President Trump has now been in office for over 100 days and while 100 is just a number there has been a lot of activity in the White House recently that has quite a few implications for you as a financial consumer...
Trump has vowed to lift some regulatory restrictions from the financial industry that could potentially impact you as an investor. Recent comments suggest the President has a negative view of Dodd-Frank (legislation enacted following the 2008 crisis) which he believes restricts lending to small businesses and we could see some of those restrictions lifted in the days to come. Trump also chose to delay implementation of the Fiduciary Rule which would extend the fiduciary standard to a broader definition of financial institutions. The rule was scheduled to go into effect April 10th, but will now go into effect June 9th. Additionally, under the Obama administration, municipalities were encouraged to create automatic Individual Retirement Accounts for workers who didn’t have access to employer-sponsored plans. Earlier this month Trump issued a resolution that nullified those rules. Most of these actions reduce protections for consumers but also free major banks from previous restrictions which could boost their business and potentially have a positive impact on their earnings.
Last week the White House released a tax reform plan that would reduce the number of tax brackets and could potentially increase the standard deduction. The plan would also eliminate the alternative minimum tax – an alternative tax that applies to the wealthy. The plan could also limit the deductibility of some other items like state and local income taxes. It’s too early to know whether this plan will pass and what the impact will be for the average taxpayer, but we will be sure to keep you in the loop as more information becomes available.

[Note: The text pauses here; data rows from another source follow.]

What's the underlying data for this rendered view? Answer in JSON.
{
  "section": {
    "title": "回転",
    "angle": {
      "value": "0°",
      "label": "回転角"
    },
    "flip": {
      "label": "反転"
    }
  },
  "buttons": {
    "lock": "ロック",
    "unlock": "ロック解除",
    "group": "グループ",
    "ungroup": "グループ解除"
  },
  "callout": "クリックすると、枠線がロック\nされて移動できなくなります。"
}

In March a bill was introduced to replace Obamacare but was pulled due to lack of support. At the time, President Trump told lawmakers that he was moving on, but has since suggested that he may be willing to try again.
Equity markets experienced positive returns during Trump’s first 100 days with several major indexes exceeding 5% so far this year. However, returns have been mixed in recent weeks as the markets try to gauge what the president will do next and what impact that will have on the economy.
In addition to the activities of the White House, there is a lot going on in the world from turmoil in North Korea and the Middle East to tension between Great Britain and the UK as Brexit looms closer. While it’s impossible to predict the future, we remain diligent in understanding our current state and continue to look for ways to cautiously march forward.